L'instituteur me parlait de la République que l'on essayait tant bien que mal de refabriquer. Le curé m'invitait à goûter son vin de messe. Le notaire faisait de la musique. Souvent, lorsque quatre heures sonnaient à l'église, nous étions encore en train de jouer aux cartes chez madame Picard. Nous rentrions avant que la nuit ne s'éclaircisse. Hélène dormait tout en marchant. J'écoutais le bruit menu du gel faisant craquer l'univers.

* * *

Vers la fin janvier, les cheveux d'Hélène avaient à peu près repoussé ; c'est alors qu'elle s'est mise à me parler de sa famille. Jusqu'ici, elle m'avait rarement entretenu de son frère et de ses parents. Lorsqu'elle devenait songeuse, je comprenais que son esprit m'abandonnait pour d'autres êtres. Et j'éprouvais de cette fugue plus de tristesse que de jalousie.

Ça l'a prise un jour sur le coup de midi. Je revenais d'une ferme où l'on m'avait demandé d'installer une pompe électrique.

Je me suis assis à table. J'avais faim. Hélène avait accommodé un rôti à la purée de marrons. Pendant que je mangeais, elle me regardait.
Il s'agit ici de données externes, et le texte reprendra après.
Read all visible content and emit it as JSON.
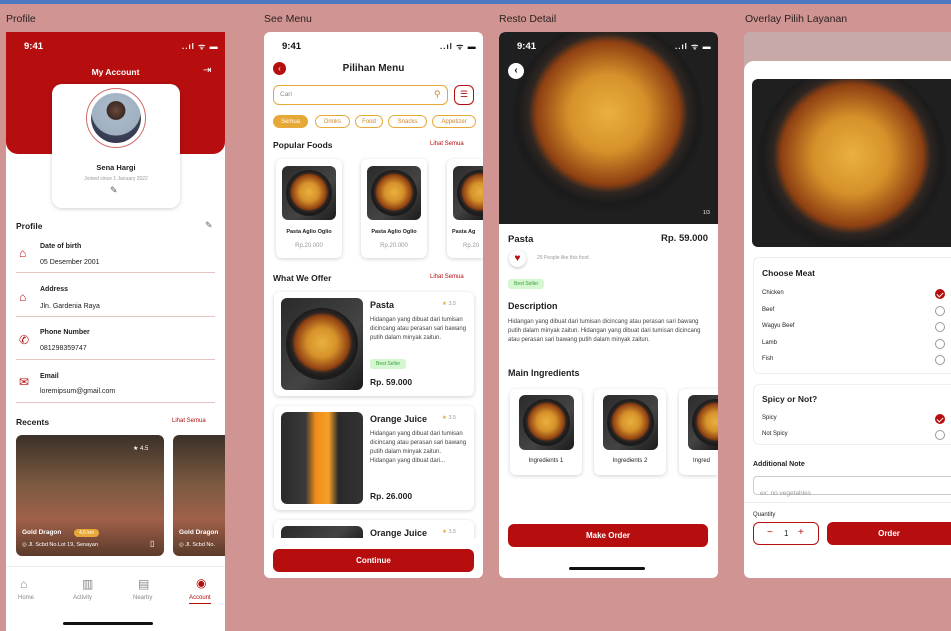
{
  "frames": {
    "profile": "Profile",
    "menu": "See Menu",
    "detail": "Resto Detail",
    "overlay": "Overlay Pilih Layanan"
  },
  "status": {
    "time": "9:41",
    "icons": "..ıl ᯤ ▬"
  },
  "profile": {
    "title": "My Account",
    "name": "Sena Hargi",
    "joined": "Joined since 1 January 2022",
    "section": "Profile",
    "fields": [
      {
        "label": "Date of birth",
        "value": "05 Desember 2001"
      },
      {
        "label": "Address",
        "value": "Jln. Gardenia Raya"
      },
      {
        "label": "Phone Number",
        "value": "081298359747"
      },
      {
        "label": "Email",
        "value": "loremipsum@gmail.com"
      }
    ],
    "recents": "Recents",
    "see_all": "Lihat Semua",
    "resto": {
      "name": "Gold Dragon",
      "distance": "4,6 km",
      "rating": "4.5",
      "address": "Jl. Scbd No.Lot 19, Senayan",
      "name2": "Gold Dragon",
      "address2": "Jl. Scbd No."
    },
    "nav": [
      "Home",
      "Activity",
      "Nearby",
      "Account"
    ]
  },
  "menu": {
    "title": "Pilihan Menu",
    "search_placeholder": "Cari",
    "chips": [
      "Semua",
      "Drinks",
      "Food",
      "Snacks",
      "Appetizer"
    ],
    "popular": "Popular Foods",
    "see_all": "Lihat Semua",
    "popular_items": [
      {
        "name": "Pasta Aglio Oglio",
        "price": "Rp.20.000"
      },
      {
        "name": "Pasta Aglio Oglio",
        "price": "Rp.20.000"
      },
      {
        "name": "Pasta Ag",
        "price": "Rp.20"
      }
    ],
    "offer": "What We Offer",
    "offer_all": "Lihat Semua",
    "offers": [
      {
        "name": "Pasta",
        "rating": "3.5",
        "desc": "Hidangan yang dibuat dari tumisan dicincang atau perasan sari bawang putih dalam minyak zaitun.",
        "badge": "Best Seller",
        "price": "Rp. 59.000"
      },
      {
        "name": "Orange Juice",
        "rating": "3.5",
        "desc": "Hidangan yang dibuat dari tumisan dicincang atau perasan sari bawang putih dalam minyak zaitun. Hidangan yang dibuat dari...",
        "price": "Rp. 26.000"
      },
      {
        "name": "Orange Juice",
        "rating": "3.5"
      }
    ],
    "continue": "Continue"
  },
  "detail": {
    "counter": "1/3",
    "name": "Pasta",
    "price": "Rp. 59.000",
    "likes": "29 People like this food",
    "badge": "Best Seller",
    "desc_title": "Description",
    "desc": "Hidangan yang dibuat dari tumisan dicincang atau perasan sari bawang putih dalam minyak zaitun. Hidangan yang dibuat dari tumisan dicincang atau perasan sari bawang putih dalam minyak zaitun.",
    "ingredients_title": "Main Ingredients",
    "ingredients": [
      "Ingredients 1",
      "Ingredients 2",
      "Ingred"
    ],
    "make_order": "Make Order"
  },
  "overlay": {
    "meat_title": "Choose Meat",
    "meats": [
      "Chicken",
      "Beef",
      "Wagyu Beef",
      "Lamb",
      "Fish"
    ],
    "spicy_title": "Spicy or Not?",
    "spicy": [
      "Spicy",
      "Not Spicy"
    ],
    "additional": "Additional Note",
    "note_placeholder": "ex: no vegetables",
    "quantity_label": "Quantity",
    "quantity": "1",
    "order": "Order"
  },
  "colors": {
    "primary": "#b60e0e",
    "accent": "#e6a836",
    "background": "#d09593"
  }
}
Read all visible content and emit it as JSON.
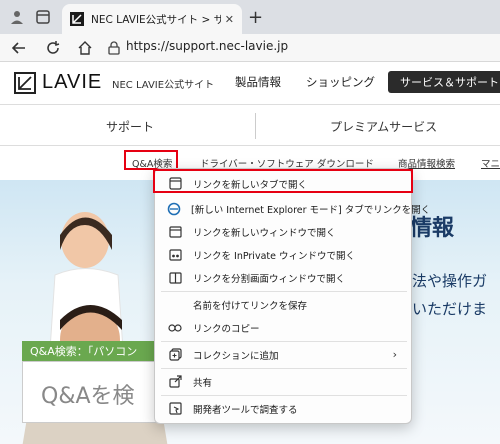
{
  "browser": {
    "tab_title": "NEC LAVIE公式サイト > サービス＆サ",
    "url": "https://support.nec-lavie.jp"
  },
  "site": {
    "logo_text": "LAVIE",
    "site_name": "NEC LAVIE公式サイト",
    "nav": [
      "製品情報",
      "ショッピング",
      "サービス＆サポート"
    ],
    "subnav": [
      "サポート",
      "プレミアムサービス"
    ],
    "links": [
      "Q&A検索",
      "ドライバー・ソフトウェア ダウンロード",
      "商品情報検索",
      "マニ"
    ]
  },
  "hero": {
    "heading_fragment": "情報",
    "line1_fragment": "法や操作ガ",
    "line2_fragment": "いただけま",
    "search_label": "Q&A検索：「パソコン",
    "search_placeholder": "Q&Aを検"
  },
  "context_menu": {
    "items": [
      {
        "label": "リンクを新しいタブで開く",
        "icon": "new-tab-icon"
      },
      {
        "label": "[新しい Internet Explorer モード] タブでリンクを開く",
        "icon": "ie-icon"
      },
      {
        "label": "リンクを新しいウィンドウで開く",
        "icon": "new-window-icon"
      },
      {
        "label": "リンクを InPrivate ウィンドウで開く",
        "icon": "inprivate-icon"
      },
      {
        "label": "リンクを分割画面ウィンドウで開く",
        "icon": "split-screen-icon"
      },
      {
        "label": "名前を付けてリンクを保存",
        "icon": ""
      },
      {
        "label": "リンクのコピー",
        "icon": "link-icon"
      },
      {
        "label": "コレクションに追加",
        "icon": "collections-icon"
      },
      {
        "label": "共有",
        "icon": "share-icon"
      },
      {
        "label": "開発者ツールで調査する",
        "icon": "devtools-icon"
      }
    ],
    "submenu_arrow": "›"
  },
  "colors": {
    "highlight": "#e60012",
    "support_nav_bg": "#2b2b2b",
    "search_label_bg": "#6aa84f"
  }
}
— Ça ne va pas, ma choute ?

— Mais si !

— Tu as envie de me dire quelque chose… et tu n'oses pas.

Elle a haussé les épaules en souriant.

— Allons, dis-le-moi.

Elle s'est mise à pleurer. Cela lui arrivait pour la première fois. Je n'avais encore jamais vu ses larmes. Elle pleurait sans bruit. Ses yeux conservaient leur fixité fascinante. De grosses larmes coulaient contre les ailes de son nez et allaient éclater par terre.
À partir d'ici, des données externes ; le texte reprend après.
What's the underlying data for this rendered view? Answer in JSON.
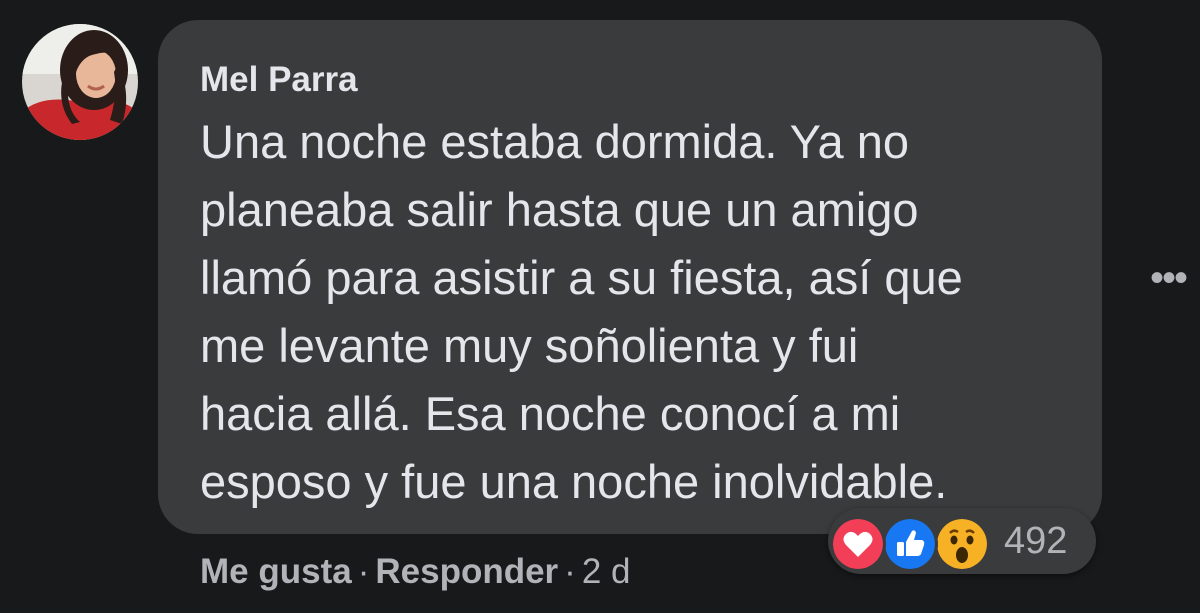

Je me suis arrêté de mastiquer. Soudain je ne comprenais plus. Je la regardais d'un œil éperdu, sans pouvoir réagir.

— Hélène, ma petite gosse d'Hélène !

Elle m'a mis la main sur la tête. Elle pétrissait à pleins doigts mes cheveux.

— Pardonne-moi, a-t-elle chuchoté, pardonne-moi, Pierre. Le temps me dure de ma famille. Voilà des mois que je me demande ce qu'il est advenu d'eux. Je m'inquiète surtout pour mon frère. C'était une petite fripouille, vois-tu, mais si faible, si désemparée… Je revois à chaque instant sa tête de gosse cruel, son visage blême barré d'une cicatrice rose, ses yeux inquiets et méchants, sa chevelure frisée… J'entends sa voix acide. Dans la paix qui nous entoure, sa perversion me fait pitié… Et mes vieux parents, si grossiers, si naturels, si naïfs… Que sont-ils devenus ? Quelle inquiétude doit être la leur. Ils sont sans nouvelles de moi et peut-être vaudrait-il mieux qu'ils n'en aient pas non plus de Petit Louis.